Inzwischen habe ich einen Führer in der Unterwelt (Ähnlich wie Dante seinen Vergil hatte), und eine Methode, sozusagen im "Hinterzimmer" der Unterwelt aufzutauchen - dem Schlachtfeld, auf dem die Götter die Titanen abgelegt haben. Aber das ist mein privatding. Wie auch immer - ich rate allen Unterweltreisenden, sich einen Führer/Begleiter zuzulegen. Und fragt nicht Sokrates, der kriegt genug Anfragen :D

Später mehr - Tempus Fugit, sozusagen :)

Cruihn - 26/10/2016 um 16:32

Hey,
also bei mir läuft das irgendwie direkter. Ich reise meistens komplett ohne Trommeln oder sonstigem. Ich setze oder lege mich bequem hin, schließe die Augen, zähle von 3 runter und bin sofort an meinem Kraftort. Früher hab ich da viel mit Atmung gemacht um mich in Trance zu bringen, aber in der zwischenzeit funktioniert das sehr gut ohne, vorausgesetzt ich bin gefühlsmäßig nicht so sehr aufgewühlt in der hiesigen Welt, dann dauerts auch mal länger um die nötige Ruhe zu haben.

Wie gesagt fang ich immer an meinem persönlichen Ort an, von dem aus ich überall hinreisen kann. Hier zeigt mir meistens mein Krafttier oder ein von ihm gerufener Führer den Weg, Allerdings begleitet er/sie mich nicht überall hin. Es gibt durchaus Orte, z.B. die Unterwelt, von denen er meinte ich müsse allein reisen und die Erfahrung machen.

Feste Wesenheiten mit denen ich arbeite, bzw die ich treffe gibt es nur wenige. mit Lilith hab ich viel gearbeitet und tu es noch, eine zeitlang hab ich mit Dionysos gefeiert und immer mal wieder treffe ich Cernunnos.
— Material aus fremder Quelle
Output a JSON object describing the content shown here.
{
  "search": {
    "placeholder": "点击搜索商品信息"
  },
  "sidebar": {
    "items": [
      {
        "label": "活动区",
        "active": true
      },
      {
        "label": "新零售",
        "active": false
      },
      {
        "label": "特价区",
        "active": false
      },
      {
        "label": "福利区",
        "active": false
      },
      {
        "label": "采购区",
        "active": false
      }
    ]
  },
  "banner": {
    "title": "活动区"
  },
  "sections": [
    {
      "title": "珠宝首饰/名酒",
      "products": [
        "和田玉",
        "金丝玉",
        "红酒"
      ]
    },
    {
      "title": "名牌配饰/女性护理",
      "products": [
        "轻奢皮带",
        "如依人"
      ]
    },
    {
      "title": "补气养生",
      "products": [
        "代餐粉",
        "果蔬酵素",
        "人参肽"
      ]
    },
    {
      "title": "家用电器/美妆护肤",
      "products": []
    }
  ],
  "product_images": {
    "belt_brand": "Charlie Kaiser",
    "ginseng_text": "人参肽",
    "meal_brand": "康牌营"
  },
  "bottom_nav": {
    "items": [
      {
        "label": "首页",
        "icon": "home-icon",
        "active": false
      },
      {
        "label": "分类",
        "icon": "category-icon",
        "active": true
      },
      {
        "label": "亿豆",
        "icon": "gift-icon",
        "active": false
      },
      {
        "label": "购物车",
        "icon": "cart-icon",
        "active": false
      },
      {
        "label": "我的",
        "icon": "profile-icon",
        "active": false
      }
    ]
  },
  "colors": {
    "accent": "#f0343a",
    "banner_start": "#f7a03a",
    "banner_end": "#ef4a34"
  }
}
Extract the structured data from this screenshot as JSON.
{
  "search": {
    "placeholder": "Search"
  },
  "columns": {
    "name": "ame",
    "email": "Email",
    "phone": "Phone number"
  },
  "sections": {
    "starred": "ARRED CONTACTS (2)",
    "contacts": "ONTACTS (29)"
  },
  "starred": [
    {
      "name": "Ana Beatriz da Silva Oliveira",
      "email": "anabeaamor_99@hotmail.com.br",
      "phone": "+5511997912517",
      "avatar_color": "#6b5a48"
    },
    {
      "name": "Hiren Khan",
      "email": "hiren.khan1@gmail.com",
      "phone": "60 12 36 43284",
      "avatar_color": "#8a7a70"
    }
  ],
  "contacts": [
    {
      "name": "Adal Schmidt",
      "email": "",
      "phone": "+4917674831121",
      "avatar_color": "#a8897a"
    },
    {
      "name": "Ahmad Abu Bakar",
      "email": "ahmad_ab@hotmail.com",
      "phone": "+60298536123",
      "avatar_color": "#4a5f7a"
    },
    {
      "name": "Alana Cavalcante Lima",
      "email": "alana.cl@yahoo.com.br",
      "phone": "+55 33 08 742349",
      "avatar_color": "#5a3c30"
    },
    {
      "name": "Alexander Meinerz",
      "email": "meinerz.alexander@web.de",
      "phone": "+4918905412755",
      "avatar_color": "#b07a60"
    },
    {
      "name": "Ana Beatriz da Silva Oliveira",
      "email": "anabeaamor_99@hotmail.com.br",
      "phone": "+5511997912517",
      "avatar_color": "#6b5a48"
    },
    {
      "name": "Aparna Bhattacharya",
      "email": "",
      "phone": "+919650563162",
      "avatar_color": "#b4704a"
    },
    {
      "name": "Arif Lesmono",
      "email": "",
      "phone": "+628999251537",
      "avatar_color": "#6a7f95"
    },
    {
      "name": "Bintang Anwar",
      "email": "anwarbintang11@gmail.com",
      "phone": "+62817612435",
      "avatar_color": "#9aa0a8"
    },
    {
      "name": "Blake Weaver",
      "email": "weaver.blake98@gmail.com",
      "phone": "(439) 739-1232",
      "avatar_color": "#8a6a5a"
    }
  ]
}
Ich bin also nicht an ein bestimmtes Glaubens/Götttersystem gebunden in dem Sinne.

Die Eindrücke sind bei mir immer Stimmungs und Konzentrationsabhängig. Mal ist alles völlig klar und ich bin nahezu "komplett" dort und ein andermal ist es eher verschwommen und obeflächlich, was dann auch eher nur zu einer kurzen Reise führt, da ich dann auch immer wieder abdrifte. Dazu muss ich sagen ich reise oft auch ohne bestimmten Grund, bzw. ist der einzige Grund dann die Zeit für/mit meinem Krafttier (auch wenn man dann doch irgendwie immer einen Grund oder eine Erfahrung findet).


So, nun hab ich doch mehr geschrieben als ich eigentlich wollte.